Tools, services, and resources referenced
- StudioWorks.app — invoicing web app integrated with Stripe (sponsor).
- BrowserStack — cross-browser/device testing service.
- PWAs / Web Install API, PWASTORE (search PWASTore).
- CodePen (new editor, pop-out live view, one-click deploys, shareable pens).
- Squoosh, SVGOMG — examples of useful single-page web apps.
- Lit & web components ecosystem.
- Bruce Lawson, Leah Verou, Timani Afif, Zach Leatherman — people/resources to follow for deeper examples and experiments.
Practical recommendations / action items
- If you have any web app that could be installed, learn the Web Install API — it simplifies installing PWAs from a web page.
- Try text-grow / text-shrink (Chromium flags) and container units for responsive, no-JS large headings; but test accessibility (min font-size, user preferences).
- Experiment with scroll-driven animations, animation triggers, and view transitions to replace fragile JS-driven scroll effects with CSS-native primitives where appropriate.
- Consider smaller web components (Lit) to reduce bundle size; explore adoptedStyleSheets / import assertions to move large styles out of JavaScript bundles for better caching.
- Prototype the declarative Shadow DOM + service worker approach if you’re using web components with heavy template work — but plan caching/versioning strategies and measure initial vs subsequent load improvements.
- Use modern sharable tooling (CodePen’s new editor & deploy) to prototype and share ideas without complex local setup.
Notable quotes & phrases from the episode
- “PWAs are back, baby.”
- “Declarative Shadow DOM — hold my beer.” (refers to injection via service worker)
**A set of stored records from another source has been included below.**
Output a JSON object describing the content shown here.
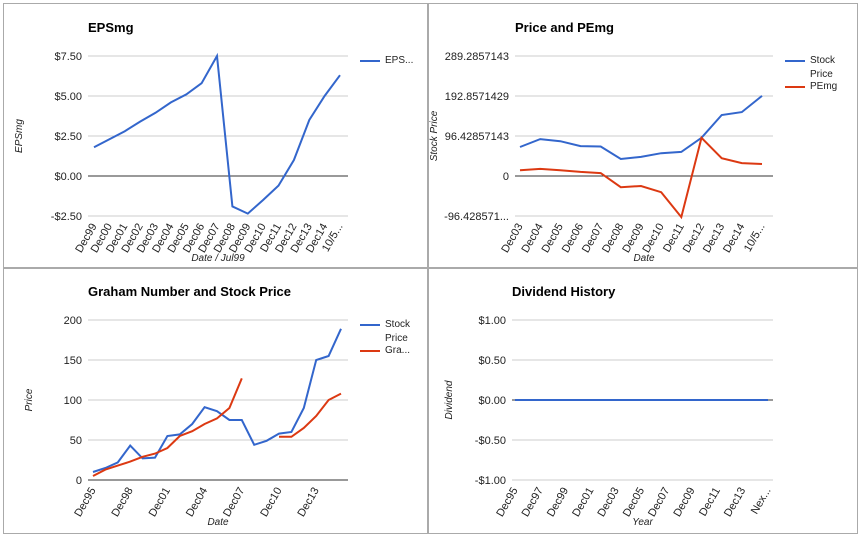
{
  "chart_data": [
    {
      "type": "line",
      "title": "EPSmg",
      "x_label": "Date / Jul99",
      "y_label": "EPSmg",
      "categories": [
        "Dec99",
        "Dec00",
        "Dec01",
        "Dec02",
        "Dec03",
        "Dec04",
        "Dec05",
        "Dec06",
        "Dec07",
        "Dec08",
        "Dec09",
        "Dec10",
        "Dec11",
        "Dec12",
        "Dec13",
        "Dec14",
        "10/5..."
      ],
      "series": [
        {
          "name": "EPS...",
          "color": "#3366cc",
          "values": [
            1.8,
            2.3,
            2.8,
            3.4,
            3.95,
            4.6,
            5.1,
            5.8,
            7.5,
            -1.9,
            -2.35,
            -1.5,
            -0.6,
            1.0,
            3.5,
            5.0,
            6.3
          ]
        }
      ],
      "ylim": [
        -2.5,
        7.5
      ],
      "yticks": [
        {
          "value": -2.5,
          "label": "-$2.50"
        },
        {
          "value": 0,
          "label": "$0.00"
        },
        {
          "value": 2.5,
          "label": "$2.50"
        },
        {
          "value": 5,
          "label": "$5.00"
        },
        {
          "value": 7.5,
          "label": "$7.50"
        }
      ],
      "grid": true
    },
    {
      "type": "line",
      "title": "Price and PEmg",
      "x_label": "Date",
      "y_label": "Stock Price",
      "categories": [
        "Dec03",
        "Dec04",
        "Dec05",
        "Dec06",
        "Dec07",
        "Dec08",
        "Dec09",
        "Dec10",
        "Dec11",
        "Dec12",
        "Dec13",
        "Dec14",
        "10/5..."
      ],
      "series": [
        {
          "name": "Stock Price",
          "color": "#3366cc",
          "values": [
            70,
            89,
            84,
            72,
            71,
            41,
            46,
            55,
            58,
            92,
            147,
            154,
            193
          ]
        },
        {
          "name": "PEmg",
          "color": "#dc3912",
          "values": [
            14,
            17,
            14,
            10,
            7,
            -27,
            -24,
            -39,
            -99,
            92,
            43,
            31,
            29
          ]
        }
      ],
      "ylim": [
        -96.4285714,
        289.2857143
      ],
      "yticks": [
        {
          "value": -96.4285714,
          "label": "-96.428571..."
        },
        0,
        96.42857143,
        192.8571429,
        289.2857143
      ],
      "grid": true
    },
    {
      "type": "line",
      "title": "Graham Number and Stock Price",
      "x_label": "Date",
      "y_label": "Price",
      "categories": [
        "Dec95",
        null,
        null,
        "Dec98",
        null,
        null,
        "Dec01",
        null,
        null,
        "Dec04",
        null,
        null,
        "Dec07",
        null,
        null,
        "Dec10",
        null,
        null,
        "Dec13",
        null,
        null
      ],
      "series": [
        {
          "name": "Stock Price",
          "color": "#3366cc",
          "values": [
            10,
            15,
            22,
            43,
            27,
            28,
            55,
            57,
            70,
            91,
            86,
            75,
            75,
            44,
            49,
            58,
            60,
            90,
            150,
            155,
            189
          ]
        },
        {
          "name": "Gra...",
          "color": "#dc3912",
          "values": [
            5,
            13,
            18,
            23,
            29,
            33,
            40,
            55,
            61,
            70,
            77,
            90,
            127,
            null,
            null,
            54,
            54,
            65,
            80,
            100,
            108
          ]
        }
      ],
      "ylim": [
        0,
        200
      ],
      "yticks": [
        0,
        50,
        100,
        150,
        200
      ],
      "grid": true
    },
    {
      "type": "line",
      "title": "Dividend History",
      "x_label": "Year",
      "y_label": "Dividend",
      "categories": [
        "Dec95",
        "Dec97",
        "Dec99",
        "Dec01",
        "Dec03",
        "Dec05",
        "Dec07",
        "Dec09",
        "Dec11",
        "Dec13",
        "Nex..."
      ],
      "series": [
        {
          "color": "#3366cc",
          "values": [
            0,
            0,
            0,
            0,
            0,
            0,
            0,
            0,
            0,
            0,
            0
          ]
        }
      ],
      "ylim": [
        -1,
        1
      ],
      "yticks": [
        {
          "value": -1,
          "label": "-$1.00"
        },
        {
          "value": -0.5,
          "label": "-$0.50"
        },
        {
          "value": 0,
          "label": "$0.00"
        },
        {
          "value": 0.5,
          "label": "$0.50"
        },
        {
          "value": 1,
          "label": "$1.00"
        }
      ],
      "grid": true
    }
  ]
}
- “It’s like a 40-minute ad for StudioWorks” (host banter)
Closing notes
The episode is a mix of practical how-tos and speculative tinkering — good if you want to keep up with emerging platform features and small experiments that could become common patterns. If you build web apps, prioritize:
- learning the new PWA install flows,
- experimenting with CSS scroll/view transition primitives,
- and rethinking where style assets live (to reduce JS bundle sizes).